According to Eric Lotke, the primary author of the report, of the over 39,000 arrests in the Capitol District by the Metropolitan Police in 1996, less than 3% were for serious violent crimes.
Cheryl Epps, a member of the NAACP Criminal Justice and Policy Review Task Force, and a former New York City narcotics prosecutor, told the Week Online, "These numbers represent the tragic effects of the War on Drugs in Communities of Color. 50% of young, black males in the capitol of the United States of America are caught up in the criminal justice system. It is time to take a very hard look at the paradigm in which we are dealing with our drug problem. No responsible criminal justice professional can look at these figures and deny that something is very, very wrong."
Massachusetts Study - Mandatory Minimum Sentences Wasteful, Unjust (11/27)

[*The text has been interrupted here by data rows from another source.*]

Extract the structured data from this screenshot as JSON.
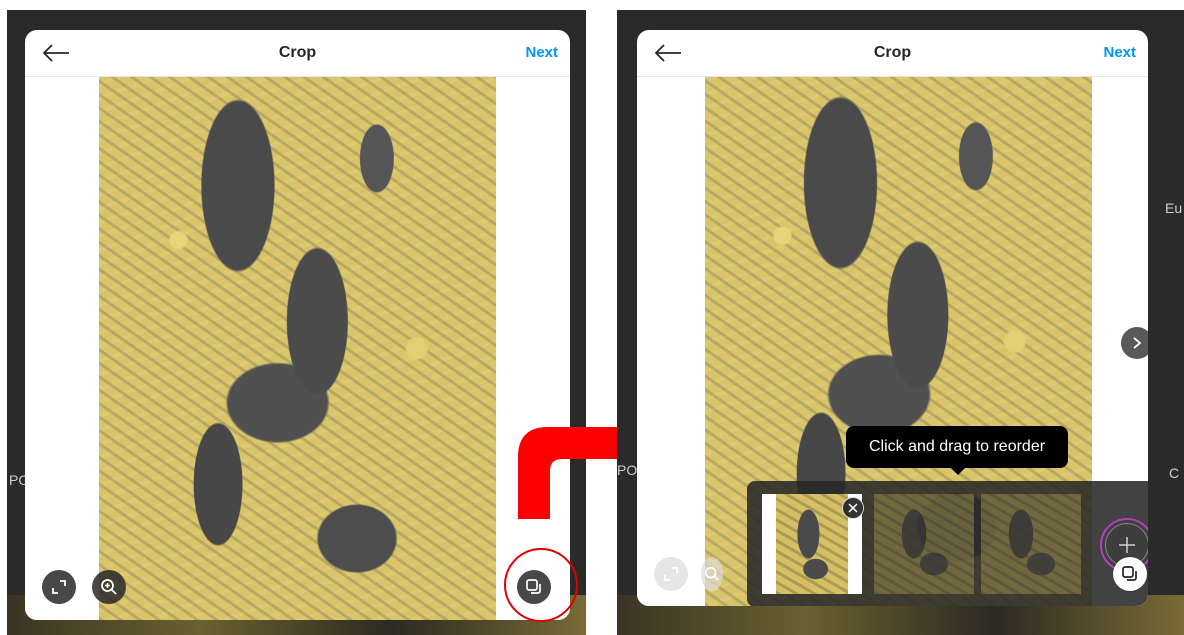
{
  "left_panel": {
    "title": "Crop",
    "next_label": "Next",
    "side_text_left": "PO",
    "side_text_right": ""
  },
  "right_panel": {
    "title": "Crop",
    "next_label": "Next",
    "tooltip": "Click and drag to reorder",
    "side_text_left": "PO",
    "side_text_right": "Eu",
    "side_text_right_lower": "C",
    "carousel": {
      "current": 1,
      "total": 3
    }
  },
  "icons": {
    "back": "back-arrow-icon",
    "expand": "expand-icon",
    "zoom": "zoom-in-icon",
    "gallery": "multiple-select-icon",
    "next_slide": "chevron-right-icon",
    "remove": "close-icon",
    "add": "plus-icon"
  },
  "colors": {
    "accent": "#0095f6",
    "highlight": "#e00000",
    "arrow": "#ff0000",
    "photo_yellow": "#d9c46a",
    "photo_gray": "#4a4a4a"
  }
}
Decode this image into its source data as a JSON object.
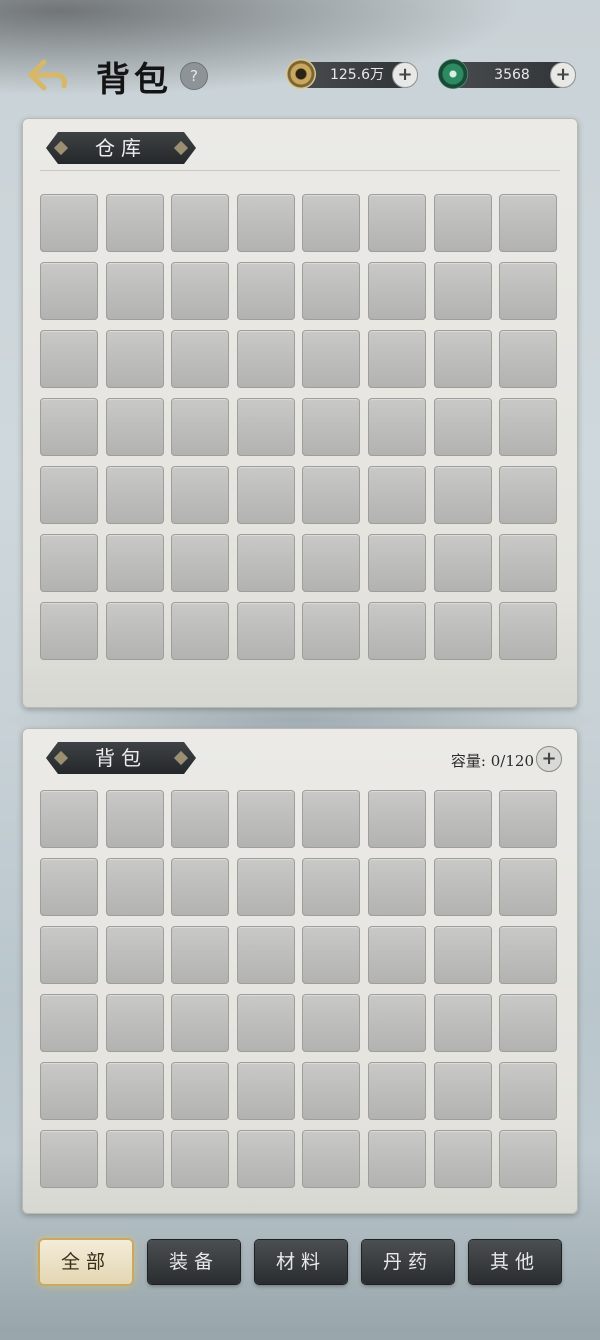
{
  "header": {
    "title": "背包",
    "help_label": "?",
    "coin": {
      "value": "125.6万",
      "icon": "coin-icon",
      "plus_label": "+"
    },
    "jade": {
      "value": "3568",
      "icon": "jade-icon",
      "plus_label": "+"
    }
  },
  "warehouse": {
    "title": "仓库"
  },
  "bag": {
    "title": "背包",
    "capacity_label": "容量:",
    "capacity_value": "0/120",
    "plus_label": "+"
  },
  "tabs": [
    {
      "label": "全部",
      "active": true
    },
    {
      "label": "装备",
      "active": false
    },
    {
      "label": "材料",
      "active": false
    },
    {
      "label": "丹药",
      "active": false
    },
    {
      "label": "其他",
      "active": false
    }
  ],
  "colors": {
    "accent_gold": "#c9a95f",
    "panel_bg": "#e8e7e2",
    "slot_bg": "#bdbdbb"
  }
}
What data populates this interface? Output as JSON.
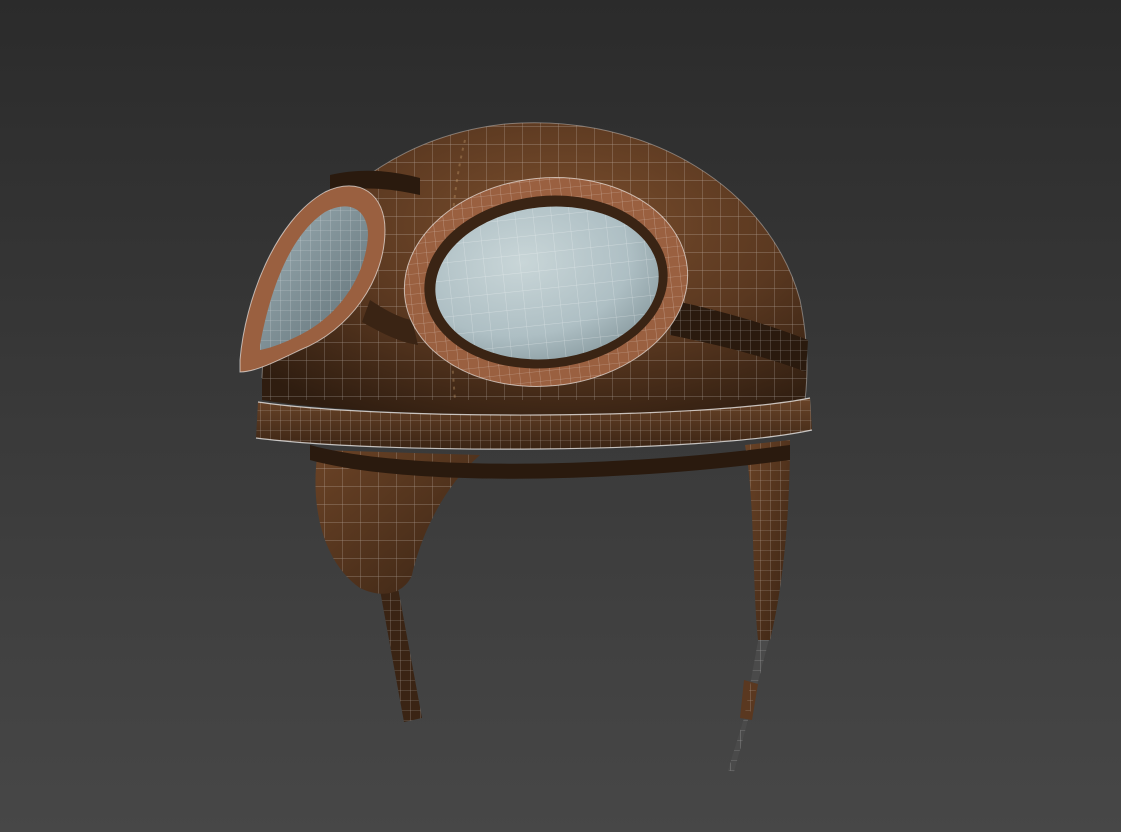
{
  "viewport": {
    "background_top": "#2b2b2b",
    "background_bottom": "#474747"
  },
  "model": {
    "leather_color": "#5a3820",
    "leather_dark": "#2f1d10",
    "leather_light": "#7a4e2d",
    "goggle_rim_color": "#9a6040",
    "lens_color": "#aebfc4",
    "wire_color": "#ffffff"
  }
}
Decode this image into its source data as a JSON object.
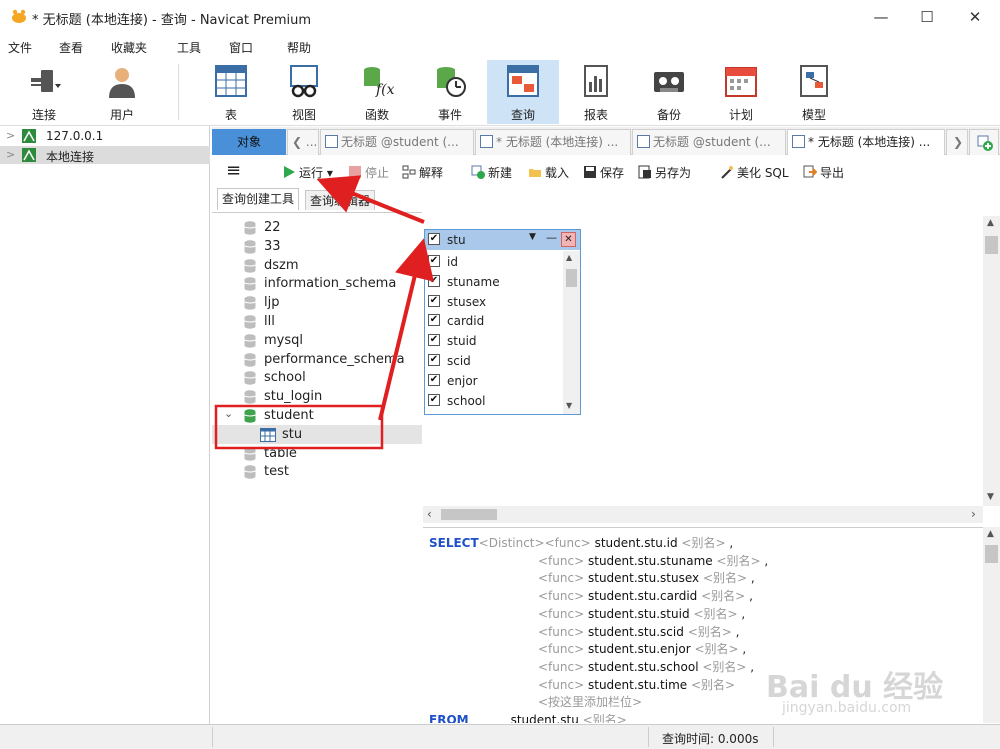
{
  "window": {
    "title": "* 无标题 (本地连接) - 查询 - Navicat Premium",
    "controls": [
      "—",
      "☐",
      "✕"
    ]
  },
  "menu": [
    "文件",
    "查看",
    "收藏夹",
    "工具",
    "窗口",
    "帮助"
  ],
  "toolbar": {
    "buttons": [
      {
        "label": "连接",
        "icon": "plug-icon"
      },
      {
        "label": "用户",
        "icon": "user-icon"
      },
      {
        "label": "表",
        "icon": "table-icon"
      },
      {
        "label": "视图",
        "icon": "view-glasses-icon"
      },
      {
        "label": "函数",
        "icon": "function-icon"
      },
      {
        "label": "事件",
        "icon": "event-clock-icon"
      },
      {
        "label": "查询",
        "icon": "query-icon",
        "active": true
      },
      {
        "label": "报表",
        "icon": "report-icon"
      },
      {
        "label": "备份",
        "icon": "backup-tape-icon"
      },
      {
        "label": "计划",
        "icon": "calendar-icon"
      },
      {
        "label": "模型",
        "icon": "model-icon"
      }
    ]
  },
  "connections": [
    {
      "label": "127.0.0.1",
      "selected": false
    },
    {
      "label": "本地连接",
      "selected": true
    }
  ],
  "tabs": {
    "object_tab": "对象",
    "items": [
      "无标题 @student (...",
      "* 无标题 (本地连接) ...",
      "无标题 @student (...",
      "* 无标题 (本地连接) ..."
    ],
    "nav_left": "❮",
    "nav_right": "❯",
    "prev_more": "..."
  },
  "query_toolbar": {
    "menu_icon": "≡",
    "run": "运行",
    "stop": "停止",
    "explain": "解释",
    "new": "新建",
    "load": "载入",
    "save": "保存",
    "save_as": "另存为",
    "beautify": "美化 SQL",
    "export": "导出"
  },
  "subtabs": {
    "builder": "查询创建工具",
    "editor": "查询编辑器"
  },
  "databases": [
    {
      "name": "22"
    },
    {
      "name": "33"
    },
    {
      "name": "dszm"
    },
    {
      "name": "information_schema"
    },
    {
      "name": "ljp"
    },
    {
      "name": "lll"
    },
    {
      "name": "mysql"
    },
    {
      "name": "performance_schema"
    },
    {
      "name": "school"
    },
    {
      "name": "stu_login"
    },
    {
      "name": "student",
      "expanded": true
    },
    {
      "name": "stu",
      "is_table": true
    },
    {
      "name": "table"
    },
    {
      "name": "test"
    }
  ],
  "table_box": {
    "title": "stu",
    "fields": [
      "id",
      "stuname",
      "stusex",
      "cardid",
      "stuid",
      "scid",
      "enjor",
      "school"
    ],
    "check": "✔",
    "min": "—",
    "close": "✕",
    "menu": "▼"
  },
  "sql": {
    "select_kw": "SELECT",
    "distinct": "<Distinct>",
    "func": "<func>",
    "alias": "<别名>",
    "add_column": "<按这里添加栏位>",
    "from_kw": "FROM",
    "from_table": "student.stu",
    "columns": [
      "student.stu.id",
      "student.stu.stuname",
      "student.stu.stusex",
      "student.stu.cardid",
      "student.stu.stuid",
      "student.stu.scid",
      "student.stu.enjor",
      "student.stu.school",
      "student.stu.time"
    ]
  },
  "status": {
    "query_time": "查询时间: 0.000s"
  },
  "watermark": {
    "brand": "Bai du 经验",
    "url": "jingyan.baidu.com"
  },
  "colors": {
    "accent": "#4a90d9",
    "keyword": "#1f4fc9",
    "annotation": "#e02020",
    "run_green": "#2da84a"
  }
}
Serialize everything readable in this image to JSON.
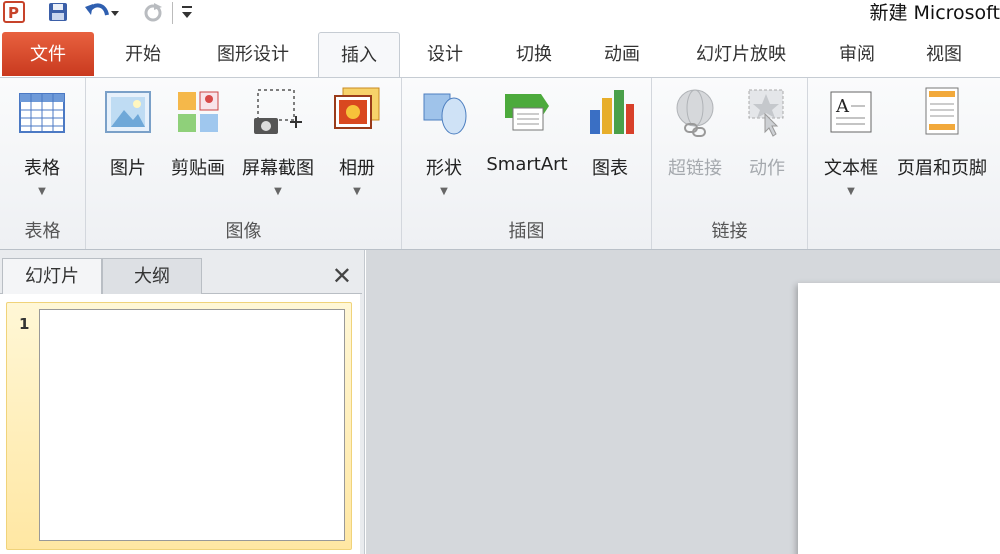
{
  "window": {
    "title": "新建 Microsoft"
  },
  "quick_access": {
    "icons": [
      "powerpoint-logo-icon",
      "save-icon",
      "undo-icon",
      "redo-icon",
      "customize-icon"
    ]
  },
  "tabs": [
    {
      "label": "文件"
    },
    {
      "label": "开始"
    },
    {
      "label": "图形设计"
    },
    {
      "label": "插入"
    },
    {
      "label": "设计"
    },
    {
      "label": "切换"
    },
    {
      "label": "动画"
    },
    {
      "label": "幻灯片放映"
    },
    {
      "label": "审阅"
    },
    {
      "label": "视图"
    }
  ],
  "active_tab": "插入",
  "ribbon": {
    "groups": [
      {
        "label": "表格",
        "buttons": [
          {
            "label": "表格",
            "icon": "table-icon"
          }
        ]
      },
      {
        "label": "图像",
        "buttons": [
          {
            "label": "图片",
            "icon": "picture-icon"
          },
          {
            "label": "剪贴画",
            "icon": "clipart-icon"
          },
          {
            "label": "屏幕截图",
            "icon": "screenshot-icon"
          },
          {
            "label": "相册",
            "icon": "photo-album-icon"
          }
        ]
      },
      {
        "label": "插图",
        "buttons": [
          {
            "label": "形状",
            "icon": "shapes-icon"
          },
          {
            "label": "SmartArt",
            "icon": "smartart-icon"
          },
          {
            "label": "图表",
            "icon": "chart-icon"
          }
        ]
      },
      {
        "label": "链接",
        "buttons": [
          {
            "label": "超链接",
            "icon": "hyperlink-icon"
          },
          {
            "label": "动作",
            "icon": "action-icon"
          }
        ]
      },
      {
        "label": "",
        "buttons": [
          {
            "label": "文本框",
            "icon": "textbox-icon"
          },
          {
            "label": "页眉和页脚",
            "icon": "header-footer-icon"
          }
        ]
      }
    ]
  },
  "slides_panel": {
    "tabs": [
      {
        "label": "幻灯片"
      },
      {
        "label": "大纲"
      }
    ],
    "close_glyph": "✕",
    "slides": [
      {
        "number": "1"
      }
    ]
  },
  "colors": {
    "file_tab": "#d9452b",
    "ribbon_bg": "#eef0f3",
    "selected_slide": "#ffe7a3",
    "editor_bg": "#d5d8dc"
  }
}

A study of drug offenders serving long, mandatory sentences in Massachusetts found that nearly 83% were African American or Latino and that 2/3 had never been convicted of a violent crime. William Brownsberger, a state assistant attorney general, led the study which was conducted at Harvard Medical School. According to Mr. Brownsberger, "Mandatory sentencing laws are wasting prison resources on non-violent, low-level offenders and reducing resources available to lock up violent offenders."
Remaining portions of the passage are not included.